With agency CISOs typically at Branch Head level or below, this suggests agencies should consider their elevation. When CISOs have a seat at the executive table, cybersecurity operations are more embedded with core business priorities and strategies, leading to higher odds of experiencing fewer incidents.

The role of CISO is relatively new, meaning cyber leaders lack strong communities and champions. Agencies would be well advised to rethink where this often-under-valued position fits in their hierarchy. By having the CISO on the executive team, cybersecurity strategies are more likely to be aligned with agency goals and objectives. This could enable a more comprehensive and integrated approach to managing cybersecurity risks in an increasingly complex digital landscape. Such appointments would also send a timely message that security is a priority and a shared responsibility across all government agencies.

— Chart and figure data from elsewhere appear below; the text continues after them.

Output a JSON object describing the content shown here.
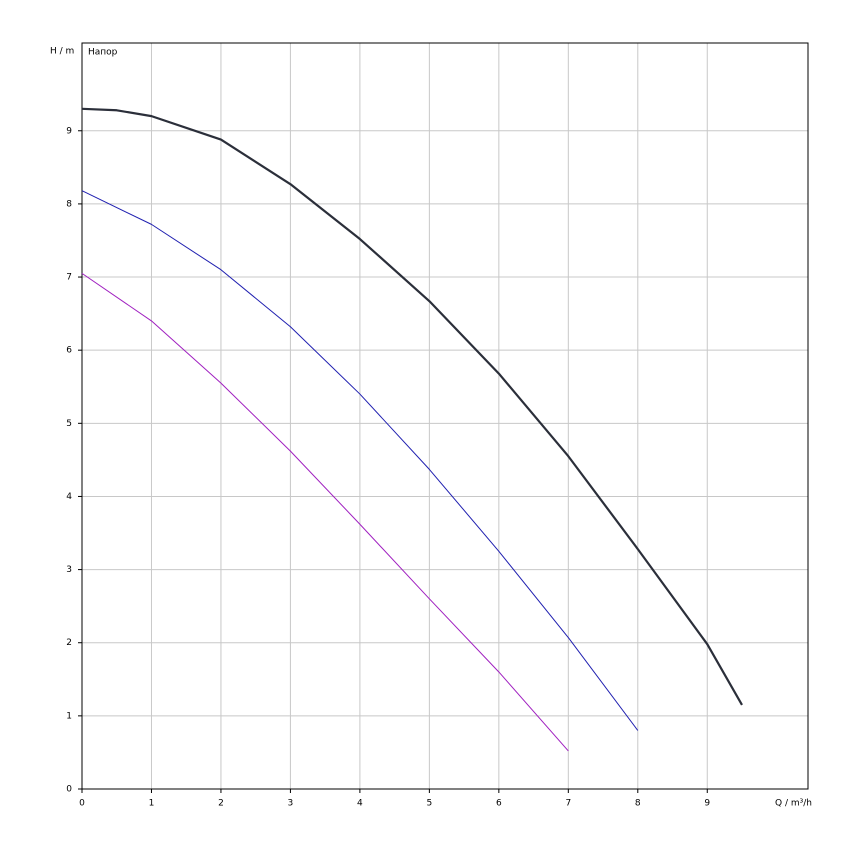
{
  "chart_data": {
    "type": "line",
    "y_label": "H / m",
    "x_label": "Q / m³/h",
    "annotation": "Напор",
    "xlim": [
      0,
      10.45
    ],
    "ylim": [
      0,
      10.2
    ],
    "xticks": [
      0,
      1,
      2,
      3,
      4,
      5,
      6,
      7,
      8,
      9
    ],
    "yticks": [
      0,
      1,
      2,
      3,
      4,
      5,
      6,
      7,
      8,
      9
    ],
    "grid": true,
    "series": [
      {
        "color": "#2b2f3a",
        "width": 2.2,
        "x": [
          0,
          0.5,
          1,
          2,
          3,
          4,
          5,
          6,
          7,
          8,
          9,
          9.5
        ],
        "values": [
          9.3,
          9.28,
          9.2,
          8.88,
          8.27,
          7.52,
          6.67,
          5.68,
          4.55,
          3.28,
          1.98,
          1.15
        ]
      },
      {
        "color": "#2020b0",
        "width": 1,
        "x": [
          0,
          1,
          2,
          3,
          4,
          5,
          6,
          7,
          8
        ],
        "values": [
          8.18,
          7.72,
          7.1,
          6.32,
          5.4,
          4.37,
          3.25,
          2.07,
          0.8
        ]
      },
      {
        "color": "#a020c0",
        "width": 1,
        "x": [
          0,
          1,
          2,
          3,
          4,
          5,
          6,
          7
        ],
        "values": [
          7.05,
          6.4,
          5.55,
          4.62,
          3.62,
          2.6,
          1.6,
          0.52
        ]
      }
    ]
  }
}
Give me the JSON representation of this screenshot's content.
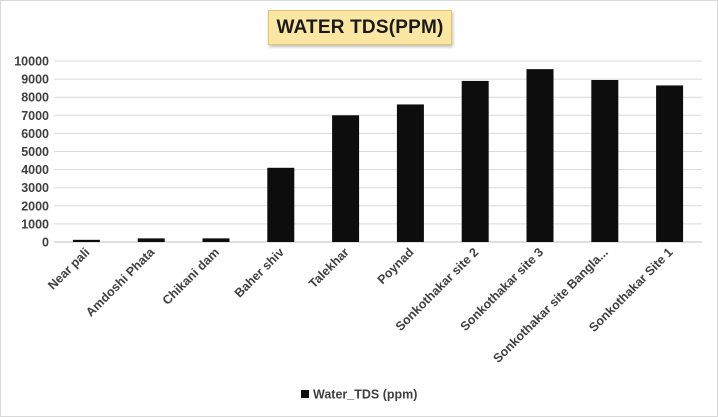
{
  "chart_data": {
    "type": "bar",
    "title": "WATER TDS(PPM)",
    "xlabel": "",
    "ylabel": "",
    "ylim": [
      0,
      10000
    ],
    "yticks": [
      0,
      1000,
      2000,
      3000,
      4000,
      5000,
      6000,
      7000,
      8000,
      9000,
      10000
    ],
    "grid": true,
    "legend_position": "bottom",
    "categories": [
      "Near pali",
      "Amdoshi Phata",
      "Chikani dam",
      "Baher shiv",
      "Talekhar",
      "Poynad",
      "Sonkothakar site 2",
      "Sonkothakar site 3",
      "Sonkothakar site Bangla...",
      "Sonkothakar Site 1"
    ],
    "series": [
      {
        "name": "Water_TDS (ppm)",
        "color": "#0d0d0d",
        "values": [
          120,
          200,
          200,
          4100,
          7000,
          7600,
          8900,
          9550,
          8950,
          8650
        ]
      }
    ]
  }
}
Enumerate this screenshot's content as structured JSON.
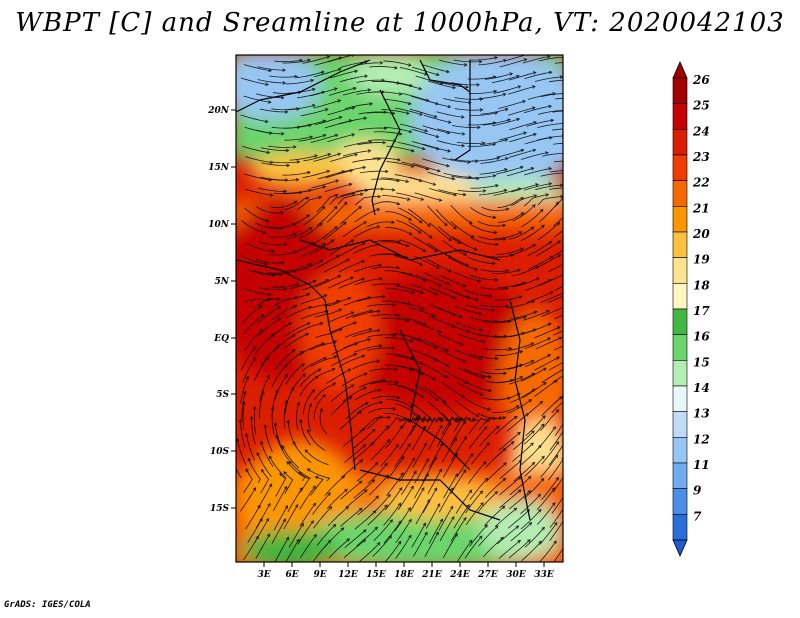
{
  "title": "WBPT [C] and Sreamline at 1000hPa, VT: 2020042103",
  "footer": "GrADS: IGES/COLA",
  "lat_labels": [
    "20N",
    "15N",
    "10N",
    "5N",
    "EQ",
    "5S",
    "10S",
    "15S"
  ],
  "lon_labels": [
    "3E",
    "6E",
    "9E",
    "12E",
    "15E",
    "18E",
    "21E",
    "24E",
    "27E",
    "30E",
    "33E"
  ],
  "colorbar": {
    "labels": [
      "26",
      "25",
      "24",
      "23",
      "22",
      "21",
      "20",
      "19",
      "18",
      "17",
      "16",
      "15",
      "14",
      "13",
      "12",
      "11",
      "9",
      "7"
    ],
    "colors": [
      "#a50000",
      "#c40000",
      "#dc1e00",
      "#f03c00",
      "#f56a00",
      "#fa9600",
      "#fcc040",
      "#fde290",
      "#fef6c0",
      "#41b641",
      "#6cd46c",
      "#b3edb3",
      "#e6f8f8",
      "#bfdbf6",
      "#98c6f3",
      "#6fabef",
      "#4a8ee8",
      "#2a6fd8"
    ],
    "top_color": "#a50000",
    "bottom_color": "#1e5ad0"
  }
}
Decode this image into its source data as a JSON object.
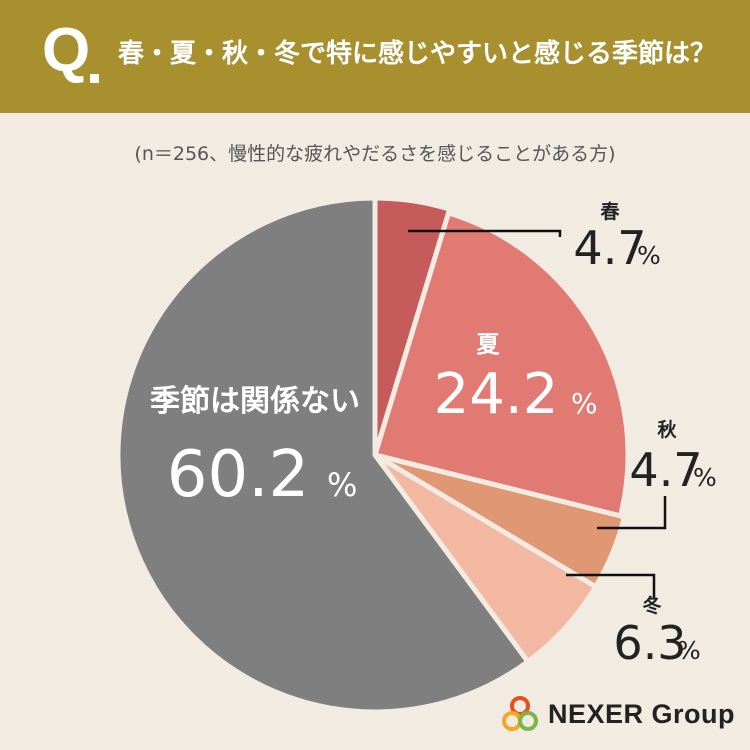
{
  "header": {
    "q_mark": "Q",
    "question": "春・夏・秋・冬で特に感じやすいと感じる季節は？"
  },
  "subtitle": "(n＝256、慢性的な疲れやだるさを感じることがある方)",
  "chart_data": {
    "type": "pie",
    "title": "春・夏・秋・冬で特に感じやすいと感じる季節は？",
    "subtitle": "(n＝256、慢性的な疲れやだるさを感じることがある方)",
    "unit": "%",
    "slices": [
      {
        "label": "春",
        "value": 4.7,
        "value_text": "4.7",
        "color": "#c65b5b"
      },
      {
        "label": "夏",
        "value": 24.2,
        "value_text": "24.2",
        "color": "#e07a72"
      },
      {
        "label": "秋",
        "value": 4.7,
        "value_text": "4.7",
        "color": "#df9774"
      },
      {
        "label": "冬",
        "value": 6.3,
        "value_text": "6.3",
        "color": "#f2b8a2"
      },
      {
        "label": "季節は関係ない",
        "value": 60.2,
        "value_text": "60.2",
        "color": "#7f7f7f"
      }
    ],
    "start": "12 o'clock",
    "direction": "clockwise",
    "highlighted_slice": "夏"
  },
  "brand": {
    "name": "NEXER Group",
    "logo_colors": [
      "#e94e1b",
      "#f5a623",
      "#7ab648"
    ]
  }
}
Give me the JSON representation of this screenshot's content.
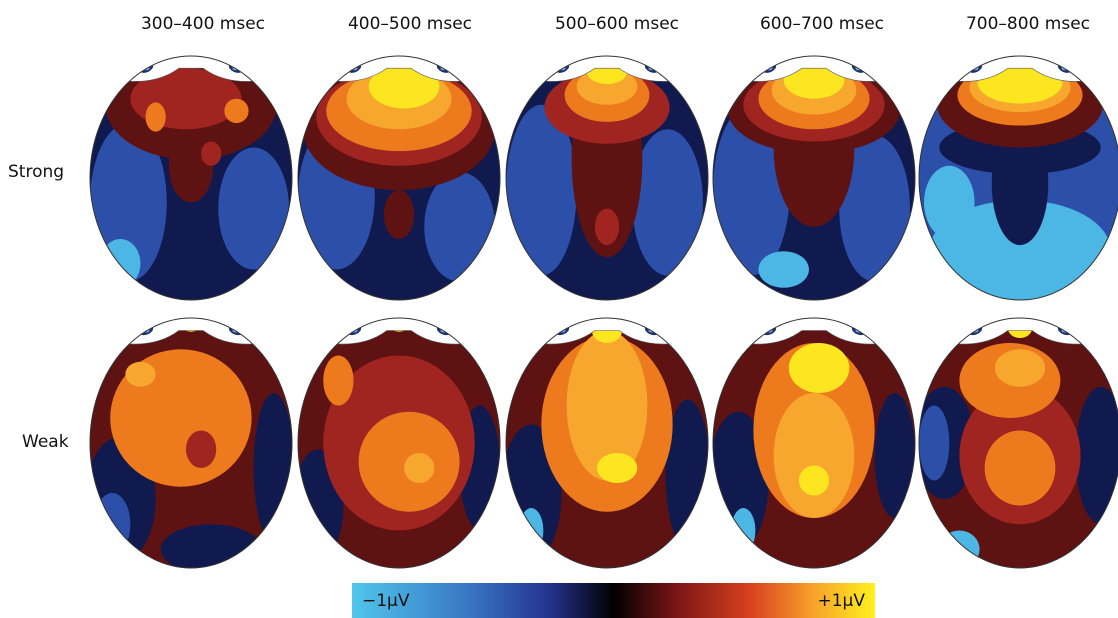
{
  "columns": [
    "300–400 msec",
    "400–500 msec",
    "500–600 msec",
    "600–700 msec",
    "700–800 msec"
  ],
  "rows": [
    "Strong",
    "Weak"
  ],
  "colorbar": {
    "min_label": "−1μV",
    "max_label": "+1μV"
  }
}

Cybersecurity transformation essential

Finally, our study offers context around why it is still important for cyber organisations to focus on transformation – not just technology. Simplification begins with technology. But its success also requires ongoing change management so cyber teams are ready to use new tools and engage in more strategic ways of working.

In an increasingly digitised world, safeguarding Australia’s vulnerable sectors requires a proactive approach, starting with government agencies setting the cybersecurity standard and embracing innovation for a resilient future.